Pour sa 15e édition, EY & Associés (EY) et Numeum dressent le portrait d’un écosystème logiciel français toujours solide, mais engagé dans une mutation de fond. L’intelligence artificielle, intégrée sans surprise dans plus de six offres sur dix, redéfinit les modèles techniques et économiques du secteur.
Avec 23,1 milliards d’euros de chiffre d’affaires d’édition en 2024, les éditeurs français maintiennent une croissance soutenue de 7,4 %. Une performance dans un environnement économique incertain, portée par un modèle SaaS bien installé et une rentabilité stable : 79 % des entreprises étudiées affichent un résultat d’exploitation positif. Mais derrière cette résilience, l’étude met en lumière une transition structurelle : celle d’une industrie qui passe de l’automatisation à l’intelligence agentique, où les logiciels apprennent et agissent de manière autonome.
L’IA comme pivot du modèle français
L’intelligence artificielle s’impose comme la première priorité technologique pour 83 % des éditeurs, devant le cloud et la cybersécurité. 61 % ont déjà intégré des fonctionnalités d’IA générative dans leurs produits, et 92 % utilisent au moins un outil d’IA en interne, principalement pour la R&D et le marketing.
Les gains sont réels : 61 % des entreprises constatent une hausse de productivité. Mais l’impact économique reste flou. “53 % des éditeurs n’intègrent pas de tarification spécifique ou offrent gratuitement les fonctionnalités d’IA”. L’IA génère donc de la valeur… sans toujours se traduire par des revenus additionnels.
Une souveraineté technologique à consolider
Le revers de cette accélération tient à la dépendance croissante aux solutions tierces. 76 % des éditeurs utilisent des modèles d’IA externes, souvent américains. Seuls 24 % développent leurs propres modèles, et à peine un tiers ont entamé leur mise en conformité avec l’AI Act européen.

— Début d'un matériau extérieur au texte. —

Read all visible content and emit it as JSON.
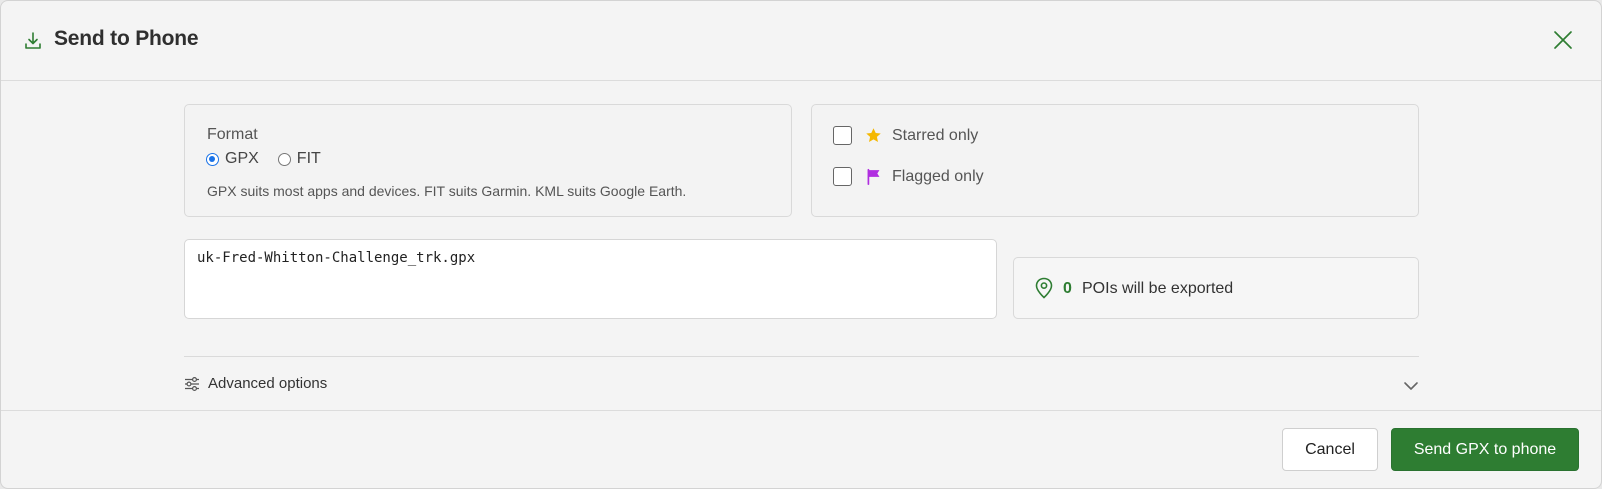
{
  "dialog": {
    "title": "Send to Phone",
    "icon": "download-icon",
    "close_icon": "close-icon"
  },
  "format": {
    "label": "Format",
    "options": [
      {
        "label": "GPX",
        "selected": true
      },
      {
        "label": "FIT",
        "selected": false
      }
    ],
    "hint": "GPX suits most apps and devices. FIT suits Garmin. KML suits Google Earth."
  },
  "filters": [
    {
      "label": "Starred only",
      "checked": false,
      "icon": "star-icon",
      "icon_color": "#f5b800"
    },
    {
      "label": "Flagged only",
      "checked": false,
      "icon": "flag-icon",
      "icon_color": "#b02ee0"
    }
  ],
  "filename": {
    "value": "uk-Fred-Whitton-Challenge_trk.gpx"
  },
  "poi": {
    "count": "0",
    "text": "POIs will be exported",
    "icon": "map-pin-icon"
  },
  "advanced": {
    "label": "Advanced options",
    "expanded": false
  },
  "buttons": {
    "cancel": "Cancel",
    "send": "Send GPX to phone"
  },
  "colors": {
    "accent": "#2e7d32",
    "radio": "#1a73e8"
  }
}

Cette dépendance met en question la maîtrise des données et la souveraineté technologique du secteur. Pour des acteurs qui revendiquent un ancrage fort dans la R&D française, l’enjeu est désormais de regagner du contrôle sur les briques critiques : données d’entraînement, modèles et infrastructures.
Un équilibre entre innovation, responsabilité et rentabilité
La dynamique d’investissement reste bien orientée : 34 % des effectifs des éditeurs pure players sont dédiés à la R&D, et 73 % des entreprises citent l’innovation comme leur premier levier de croissance. En parallèle, la RSE poursuit sa consolidation : 77 % des éditeurs ont une démarche structurée et près de 60 % réalisent leur bilan carbone.

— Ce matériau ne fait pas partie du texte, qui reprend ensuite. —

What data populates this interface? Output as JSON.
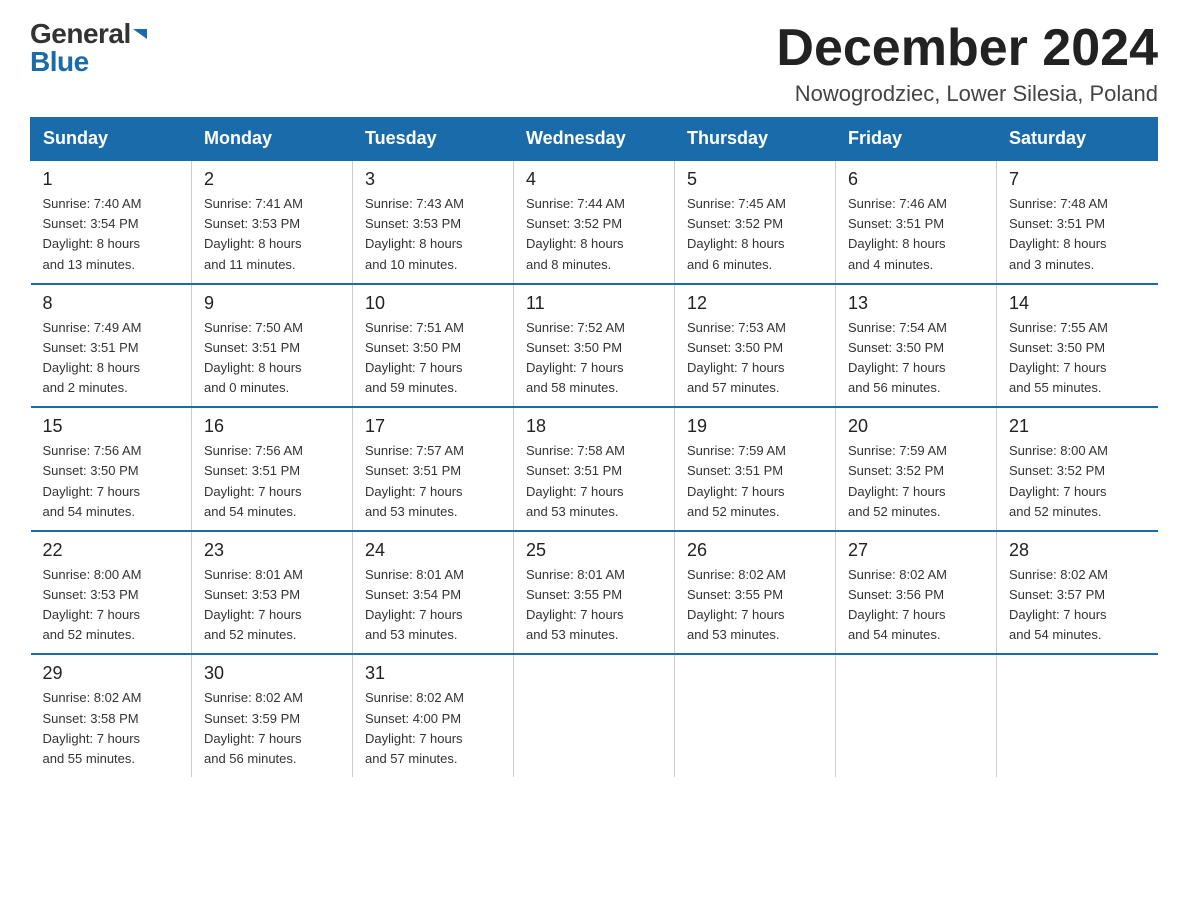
{
  "logo": {
    "general": "General",
    "blue": "Blue"
  },
  "title": "December 2024",
  "subtitle": "Nowogrodziec, Lower Silesia, Poland",
  "headers": [
    "Sunday",
    "Monday",
    "Tuesday",
    "Wednesday",
    "Thursday",
    "Friday",
    "Saturday"
  ],
  "weeks": [
    [
      {
        "day": "1",
        "info": "Sunrise: 7:40 AM\nSunset: 3:54 PM\nDaylight: 8 hours\nand 13 minutes."
      },
      {
        "day": "2",
        "info": "Sunrise: 7:41 AM\nSunset: 3:53 PM\nDaylight: 8 hours\nand 11 minutes."
      },
      {
        "day": "3",
        "info": "Sunrise: 7:43 AM\nSunset: 3:53 PM\nDaylight: 8 hours\nand 10 minutes."
      },
      {
        "day": "4",
        "info": "Sunrise: 7:44 AM\nSunset: 3:52 PM\nDaylight: 8 hours\nand 8 minutes."
      },
      {
        "day": "5",
        "info": "Sunrise: 7:45 AM\nSunset: 3:52 PM\nDaylight: 8 hours\nand 6 minutes."
      },
      {
        "day": "6",
        "info": "Sunrise: 7:46 AM\nSunset: 3:51 PM\nDaylight: 8 hours\nand 4 minutes."
      },
      {
        "day": "7",
        "info": "Sunrise: 7:48 AM\nSunset: 3:51 PM\nDaylight: 8 hours\nand 3 minutes."
      }
    ],
    [
      {
        "day": "8",
        "info": "Sunrise: 7:49 AM\nSunset: 3:51 PM\nDaylight: 8 hours\nand 2 minutes."
      },
      {
        "day": "9",
        "info": "Sunrise: 7:50 AM\nSunset: 3:51 PM\nDaylight: 8 hours\nand 0 minutes."
      },
      {
        "day": "10",
        "info": "Sunrise: 7:51 AM\nSunset: 3:50 PM\nDaylight: 7 hours\nand 59 minutes."
      },
      {
        "day": "11",
        "info": "Sunrise: 7:52 AM\nSunset: 3:50 PM\nDaylight: 7 hours\nand 58 minutes."
      },
      {
        "day": "12",
        "info": "Sunrise: 7:53 AM\nSunset: 3:50 PM\nDaylight: 7 hours\nand 57 minutes."
      },
      {
        "day": "13",
        "info": "Sunrise: 7:54 AM\nSunset: 3:50 PM\nDaylight: 7 hours\nand 56 minutes."
      },
      {
        "day": "14",
        "info": "Sunrise: 7:55 AM\nSunset: 3:50 PM\nDaylight: 7 hours\nand 55 minutes."
      }
    ],
    [
      {
        "day": "15",
        "info": "Sunrise: 7:56 AM\nSunset: 3:50 PM\nDaylight: 7 hours\nand 54 minutes."
      },
      {
        "day": "16",
        "info": "Sunrise: 7:56 AM\nSunset: 3:51 PM\nDaylight: 7 hours\nand 54 minutes."
      },
      {
        "day": "17",
        "info": "Sunrise: 7:57 AM\nSunset: 3:51 PM\nDaylight: 7 hours\nand 53 minutes."
      },
      {
        "day": "18",
        "info": "Sunrise: 7:58 AM\nSunset: 3:51 PM\nDaylight: 7 hours\nand 53 minutes."
      },
      {
        "day": "19",
        "info": "Sunrise: 7:59 AM\nSunset: 3:51 PM\nDaylight: 7 hours\nand 52 minutes."
      },
      {
        "day": "20",
        "info": "Sunrise: 7:59 AM\nSunset: 3:52 PM\nDaylight: 7 hours\nand 52 minutes."
      },
      {
        "day": "21",
        "info": "Sunrise: 8:00 AM\nSunset: 3:52 PM\nDaylight: 7 hours\nand 52 minutes."
      }
    ],
    [
      {
        "day": "22",
        "info": "Sunrise: 8:00 AM\nSunset: 3:53 PM\nDaylight: 7 hours\nand 52 minutes."
      },
      {
        "day": "23",
        "info": "Sunrise: 8:01 AM\nSunset: 3:53 PM\nDaylight: 7 hours\nand 52 minutes."
      },
      {
        "day": "24",
        "info": "Sunrise: 8:01 AM\nSunset: 3:54 PM\nDaylight: 7 hours\nand 53 minutes."
      },
      {
        "day": "25",
        "info": "Sunrise: 8:01 AM\nSunset: 3:55 PM\nDaylight: 7 hours\nand 53 minutes."
      },
      {
        "day": "26",
        "info": "Sunrise: 8:02 AM\nSunset: 3:55 PM\nDaylight: 7 hours\nand 53 minutes."
      },
      {
        "day": "27",
        "info": "Sunrise: 8:02 AM\nSunset: 3:56 PM\nDaylight: 7 hours\nand 54 minutes."
      },
      {
        "day": "28",
        "info": "Sunrise: 8:02 AM\nSunset: 3:57 PM\nDaylight: 7 hours\nand 54 minutes."
      }
    ],
    [
      {
        "day": "29",
        "info": "Sunrise: 8:02 AM\nSunset: 3:58 PM\nDaylight: 7 hours\nand 55 minutes."
      },
      {
        "day": "30",
        "info": "Sunrise: 8:02 AM\nSunset: 3:59 PM\nDaylight: 7 hours\nand 56 minutes."
      },
      {
        "day": "31",
        "info": "Sunrise: 8:02 AM\nSunset: 4:00 PM\nDaylight: 7 hours\nand 57 minutes."
      },
      null,
      null,
      null,
      null
    ]
  ]
}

Le défi consiste à concilier cette volonté d’innovation avec des enjeux de gouvernance et de financement. Alors que l’accès aux capitaux externes se tend, 67 % des éditeurs s’appuient sur l’endettement, et 73 % recourent encore au Crédit d’Impôt Recherche.
Un modèle français en transition
Dans ce paysage, la France conserve ses points forts : un tissu d’éditeurs rentables, des expertises sectorielles solides et une R&D localisée. Mais la prochaine étape s’annonce décisive. Devenir « AI-native », ce n’est plus seulement intégrer l’IA : c’est repenser les architectures logicielles, la tarification et la gouvernance.
Le Top 250 2025 envoie un message clair : la compétitivité du logiciel français ne se jouera plus seulement sur la qualité des produits, mais sur la capacité à conjuguer performance technologique, indépendance et confiance.